In a written summary given to Reuters of the presentation, they said Iran had refused to let inspectors interview Mohsen Fakrizadeh or visit sites where the experiments took place.

The summary also confirmed leaks that the briefing for the first time indicated Iran continued the three projects into 2004, calling into question a U.S. intelligence estimate in December that said Iran shelved weaponization research in 2003.

“This presentation was a graphic demonstration that … amplifies the concerns we’ve had for a number for years. And we are waiting for answers,” Simon Smith, British ambassador to the IAEA, told reporters after the February 25 briefing.

The disclosures came as the United States and key European allies were piling pressure on four developing nations on the U.N. Security Council to vote for sanctions against Iran on Monday for refusing to halt its uranium enrichment program.

Iran says its nuclear ambitions are limited to the peaceful generation of electricity and has dismissed the intelligence, key bits from a laptop smuggled out of the Islamic Republic and passed to Washington, as baseless, forged or irrelevant.

But Iran’s enrichment could be turned to fuelling atom bombs as well as power plants and it hid the program from the U.N. non-proliferation watchdog, the International Atomic Energy Agency, until 2003 after exposure by exiled Iranian dissidents.

The Vienna-based IAEA says it remains to be seen whether the new intelligence details are correct, but is demanding a full response from Iran, not just denials lacking evidence.

Fakrizadeh, a military officer, earlier headed a military-affiliated physics research centre that was razed in 2004 after the IAEA asked to inspect it for signs of undeclared nuclear research.

LINKED PROJECTS IN CODE

In the power-point presentation, IAEA safeguards chief Olli Heinonen displayed an organizational diagram linking the three projects with numbered code names — “5” for processing nuclear fuel, “110” for purported tests of an atomic device and “111” for a longer-range, Shahab-3 missile adapted to carry it.

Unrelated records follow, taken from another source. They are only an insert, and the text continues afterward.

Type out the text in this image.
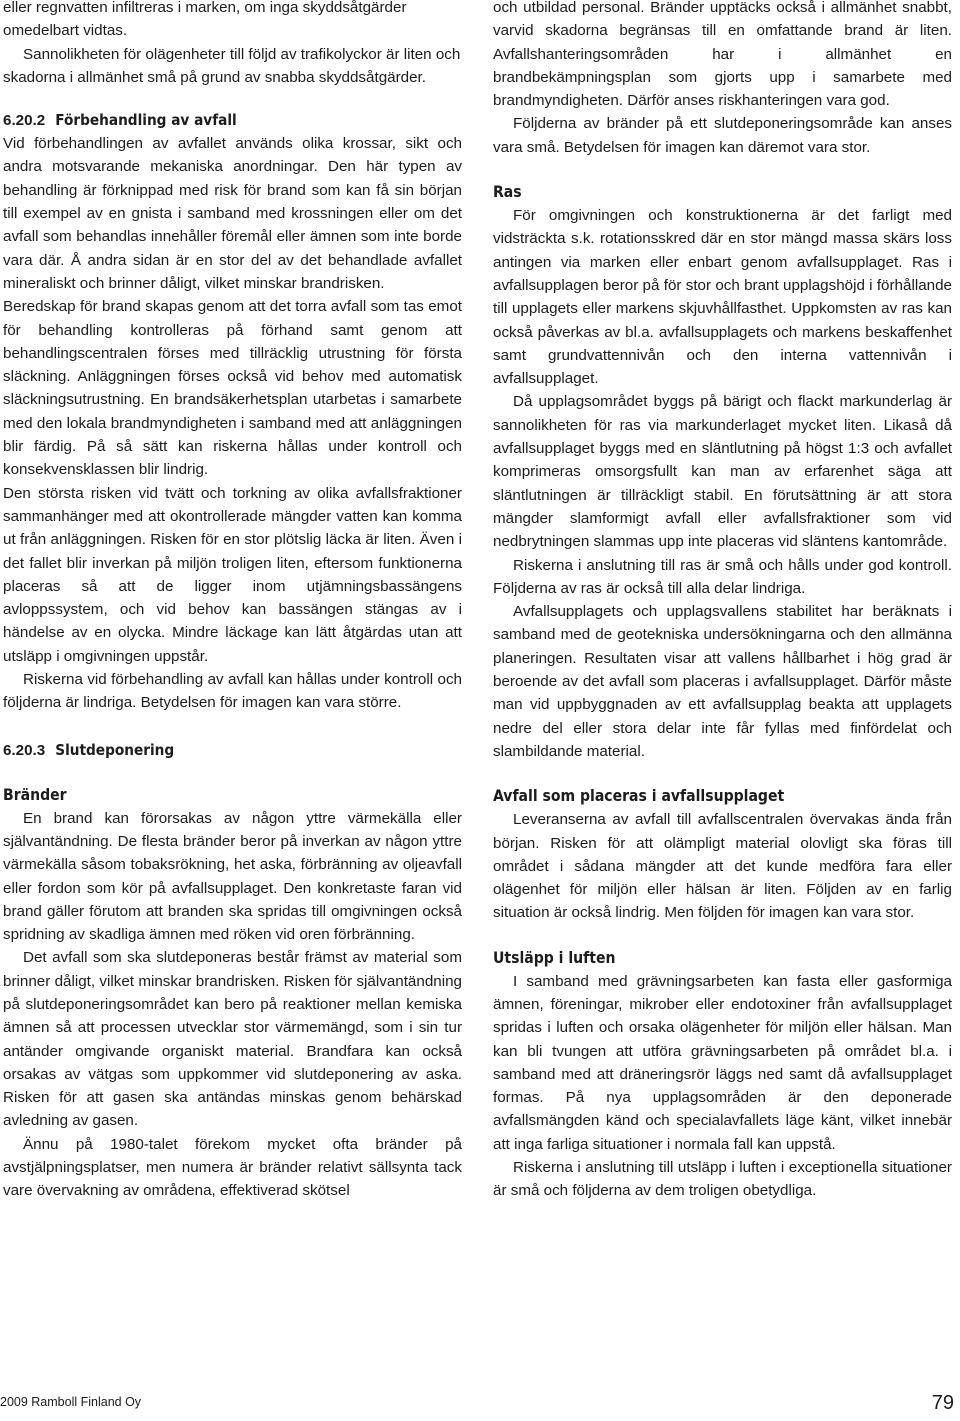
eller regnvatten infiltreras i marken, om inga skyddsåtgärder omedelbart vidtas.

Sannolikheten för olägenheter till följd av trafikolyckor är liten och skadorna i allmänhet små på grund av snabba skyddsåtgärder.

6.20.2 Förbehandling av avfall

Vid förbehandlingen av avfallet används olika krossar, sikt och andra motsvarande mekaniska anordningar. Den här typen av behandling är förknippad med risk för brand som kan få sin början till exempel av en gnista i samband med krossningen eller om det avfall som behandlas innehåller föremål eller ämnen som inte borde vara där. Å andra sidan är en stor del av det behandlade avfallet mineraliskt och brinner dåligt, vilket minskar brandrisken.

Beredskap för brand skapas genom att det torra avfall som tas emot för behandling kontrolleras på förhand samt genom att behandlingscentralen förses med tillräcklig utrustning för första släckning. Anläggningen förses också vid behov med automatisk släckningsutrustning. En brandsäkerhetsplan utarbetas i samarbete med den lokala brandmyndigheten i samband med att anläggningen blir färdig. På så sätt kan riskerna hållas under kontroll och konsekvensklassen blir lindrig.

Den största risken vid tvätt och torkning av olika avfallsfraktioner sammanhänger med att okontrollerade mängder vatten kan komma ut från anläggningen. Risken för en stor plötslig läcka är liten. Även i det fallet blir inverkan på miljön troligen liten, eftersom funktionerna placeras så att de ligger inom utjämningsbassängens avloppssystem, och vid behov kan bassängen stängas av i händelse av en olycka. Mindre läckage kan lätt åtgärdas utan att utsläpp i omgivningen uppstår.

Riskerna vid förbehandling av avfall kan hållas under kontroll och följderna är lindriga. Betydelsen för imagen kan vara större.

6.20.3 Slutdeponering

Bränder

En brand kan förorsakas av någon yttre värmekälla eller självantändning. De flesta bränder beror på inverkan av någon yttre värmekälla såsom tobaksrökning, het aska, förbränning av oljeavfall eller fordon som kör på avfallsupplaget. Den konkretaste faran vid brand gäller förutom att branden ska spridas till omgivningen också spridning av skadliga ämnen med röken vid oren förbränning.

Det avfall som ska slutdeponeras består främst av material som brinner dåligt, vilket minskar brandrisken. Risken för självantändning på slutdeponeringsområdet kan bero på reaktioner mellan kemiska ämnen så att processen utvecklar stor värmemängd, som i sin tur antänder omgivande organiskt material. Brandfara kan också orsakas av vätgas som uppkommer vid slutdeponering av aska. Risken för att gasen ska antändas minskas genom behärskad avledning av gasen.

Ännu på 1980-talet förekom mycket ofta bränder på avstjälpningsplatser, men numera är bränder relativt sällsynta tack vare övervakning av områdena, effektiverad skötsel

och utbildad personal. Bränder upptäcks också i allmänhet snabbt, varvid skadorna begränsas till en omfattande brand är liten. Avfallshanteringsområden har i allmänhet en brandbekämpningsplan som gjorts upp i samarbete med brandmyndigheten. Därför anses riskhanteringen vara god.

Följderna av bränder på ett slutdeponeringsområde kan anses vara små. Betydelsen för imagen kan däremot vara stor.

Ras

För omgivningen och konstruktionerna är det farligt med vidsträckta s.k. rotationsskred där en stor mängd massa skärs loss antingen via marken eller enbart genom avfallsupplaget. Ras i avfallsupplagen beror på för stor och brant upplagshöjd i förhållande till upplagets eller markens skjuvhållfasthet. Uppkomsten av ras kan också påverkas av bl.a. avfallsupplagets och markens beskaffenhet samt grundvattennivån och den interna vattennivån i avfallsupplaget.

Då upplagsområdet byggs på bärigt och flackt markunderlag är sannolikheten för ras via markunderlaget mycket liten. Likaså då avfallsupplaget byggs med en släntlutning på högst 1:3 och avfallet komprimeras omsorgsfullt kan man av erfarenhet säga att släntlutningen är tillräckligt stabil. En förutsättning är att stora mängder slamformigt avfall eller avfallsfraktioner som vid nedbrytningen slammas upp inte placeras vid släntens kantområde.

Riskerna i anslutning till ras är små och hålls under god kontroll. Följderna av ras är också till alla delar lindriga.

Avfallsupplagets och upplagsvallens stabilitet har beräknats i samband med de geotekniska undersökningarna och den allmänna planeringen. Resultaten visar att vallens hållbarhet i hög grad är beroende av det avfall som placeras i avfallsupplaget. Därför måste man vid uppbyggnaden av ett avfallsupplag beakta att upplagets nedre del eller stora delar inte får fyllas med finfördelat och slambildande material.

Avfall som placeras i avfallsupplaget

Leveranserna av avfall till avfallscentralen övervakas ända från början. Risken för att olämpligt material olovligt ska föras till området i sådana mängder att det kunde medföra fara eller olägenhet för miljön eller hälsan är liten. Följden av en farlig situation är också lindrig. Men följden för imagen kan vara stor.

Utsläpp i luften

I samband med grävningsarbeten kan fasta eller gasformiga ämnen, föreningar, mikrober eller endotoxiner från avfallsupplaget spridas i luften och orsaka olägenheter för miljön eller hälsan. Man kan bli tvungen att utföra grävningsarbeten på området bl.a. i samband med att dräneringsrör läggs ned samt då avfallsupplaget formas. På nya upplagsområden är den deponerade avfallsmängden känd och specialavfallets läge känt, vilket innebär att inga farliga situationer i normala fall kan uppstå.

Riskerna i anslutning till utsläpp i luften i exceptionella situationer är små och följderna av dem troligen obetydliga.

2009 Ramboll Finland Oy	79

Project 111 was also known as the “Orchid Office”.

One of dozens of slides screened by Heinonen cited a progress report on the related projects for the period July 9, 2003-January 14, 2004. Other files showed the warhead design project began in July 2002.

U.S. spy services estimated Iran halted outright “weaponization” work in 2003 but also said it continued efforts to master technology applicable to yielding nuclear explosives.

The summary said Heinonen showed diagrams depicting tests with explosives to be placed in a shaft 400 meters (1,300 feet) underground and detonated from 10 km (6 miles) away.

Electrical bridge-wire (EBW) detonators would be used to ensure the several fissile layers of the warhead blew up in a chain reaction within 130 nanoseconds.

“The high-tension firing systems and multiple EBW detonators fired simultaneously are key components of nuclear weapons,” the summary quoted Heinonen as saying.

Iran had said its explosives tests were for conventional arms only, he told the diplomats from the IAEA’s 35-nation board of governors who will debate Iran at a meeting starting Monday.

Heinonen cited documentation from “Project 111” showing steps, including mathematical simulations, to design a “spherical warhead”, suitable for the Shahab-3 missile, that would explode at a height of 600 meters (2,000 feet).

He said that altitude excluded the possibility that the warheads would be for chemical or biological weapons.

Diplomats quoted Heinonen as saying the IAEA needed more information before it could judge whether the intelligence was genuine, but the material was strong enough to press Iran with.

Heinonen said the IAEA had some of its own information and was not merely relying on Western states, the summary said.